Back to homepage

How We Used Agents to Produce a 6,000-Line TLAPS Proof

We recently made progress in the formal verification of distributed protocols. Building on our prior work on automatically inferring inductive invariants for distributed protocols, we used an agentic harness to automate the generation of TLAPS proof scripts. This post focuses on that proof-generation step.

More specifically, for a protocol at the scale of MongoLoglessDynamicRaft, we have connected the following pipeline:

Automatically infer inductive invariants -> automatically write TLAPS proofs -> prove safety properties

Most importantly, the TLAPS proof phase receives no protocol-specific prompts or manually written lemmas. The agent sees the protocol, inductive invariants, proof goal, and general proof feedback; by repeatedly advancing proof obligations, it eventually produces a complete proof.

This proof draft contains 6,308 lines of TLAPS code, all generated by the agent.

Proof file:

MongoLoglessDynamicRaft_IndAuto_ProofDraft.tla

Background: Why This Is Difficult

Safety proofs for distributed protocols usually face two hurdles. The first is finding sufficiently strong inductive invariants. This is difficult because a protocol designer must identify conditions across many states and execution paths that are strong enough to imply the safety property while remaining preserved by every protocol action. The second is turning these invariants into mechanically checked TLAPS proofs, which is often more time-consuming: the proof must be decomposed into many fine-grained proof obligations, each supplied with the necessary assumptions, definition unfoldings, and intermediate reasoning. Historically, formally proving the safety of a realistic protocol has required substantial effort on both tasks. Our result automatically generates TLAPS-checkable proof scripts after automatically inferring inductive invariants.

What We Did

The target protocol in this experiment is MongoLoglessDynamicRaft. It is not a toy protocol: it includes dynamic configurations, terms, server states, and configuration propagation, making it structurally complex enough to reflect realistic distributed-protocol proofs.

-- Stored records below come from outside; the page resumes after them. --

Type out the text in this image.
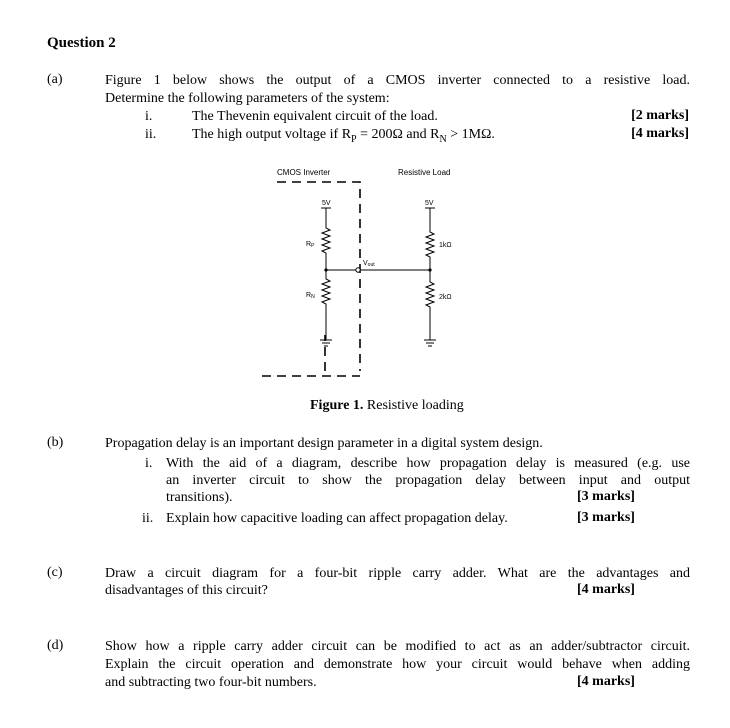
Question 2
(a)	Figure 1 below shows the output of a CMOS inverter connected to a resistive load.
Determine the following parameters of the system:
i.	The Thevenin equivalent circuit of the load.	[2 marks]
ii.	The high output voltage if $R_P = 200\Omega$ and $R_N > 1M\Omega$.	[4 marks]
CMOS Inverter	Resistive Load
5V
RP
Vout
RN
5V
1kΩ
2kΩ
Figure 1. Resistive loading
(b)	Propagation delay is an important design parameter in a digital system design.
i. With the aid of a diagram, describe how propagation delay is measured (e.g. use
an inverter circuit to show the propagation delay between input and output
transitions).	[3 marks]
ii. Explain how capacitive loading can affect propagation delay.	[3 marks]
(c)	Draw a circuit diagram for a four-bit ripple carry adder. What are the advantages and
disadvantages of this circuit?	[4 marks]
(d)	Show how a ripple carry adder circuit can be modified to act as an adder/subtractor circuit.
Explain the circuit operation and demonstrate how your circuit would behave when adding
and subtracting two four-bit numbers.	[4 marks]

We first used our prior work to automatically obtain inductive invariants for MongoLoglessDynamicRaft. We then provided the protocol, invariants, and proof goal to an agentic harness, which let the agent write the TLAPS proof automatically.

The TLAPS proof-generation process can be summarized in three steps:

Premise introduction: Given the current proof obligation, the agent identifies the protocol definitions, type constraints, action premises, and known invariants that must be introduced explicitly.
Proof-structure construction: The agent builds a proof structure for each action and clause, decomposing the inductive proof into local goals that can be advanced step by step.
Obligation discharge: The agent checks the current proof with TLAPS, reads the failure output, and adds finer-grained intermediate steps for unfinished obligations until the proof passes.

Importantly, this is not a hand-written proof strategy tailored to MongoLoglessDynamicRaft. The harness contains no special knowledge of the protocol, nor does it receive manual hints such as “use a protocol-specific lemma here.” The agent relies on a general proof-feedback loop to complete the proof step by step.

Results

The resulting proof file is a complete TLAPS proof draft:

MongoLoglessDynamicRaft_IndAuto_ProofDraft.tla

The file contains 6,308 lines. The proof is split into many small steps: it first establishes basic facts about the protocol's variables, configurations, and state transitions; it then proves, for each protocol action and invariant clause, that the automatically inferred inductive invariants remain true after every step; finally, these invariants imply the target safety property.

The key point is not the complexity of any individual proof step, but the agent's ability to continuously generate and repair a large number of proof steps, organizing them into a complete, checkable TLAPS proof file.

What Remains Unsolved

So far, we have demonstrated the pipeline from automatic inductive-invariant inference to automatic TLAPS proof generation for a protocol at the scale of MongoLoglessDynamicRaft. Other protocols can differ in state space, action structure, invariant form, and proof style. This method still needs to be tested for stability across more protocols, especially those with more complex log structures, safety invariants, and compositional reasoning requirements.

From an engineering perspective, three practical issues remain: token consumption is still high, proof states need more complete persistence and reuse, and proof closure must become faster. Next, I plan to improve the harness scripts and associated persistence so that the agent can continue from a structured proof state instead of rebuilding its full understanding of the context in every round, and can identify and discharge open proof obligations more quickly.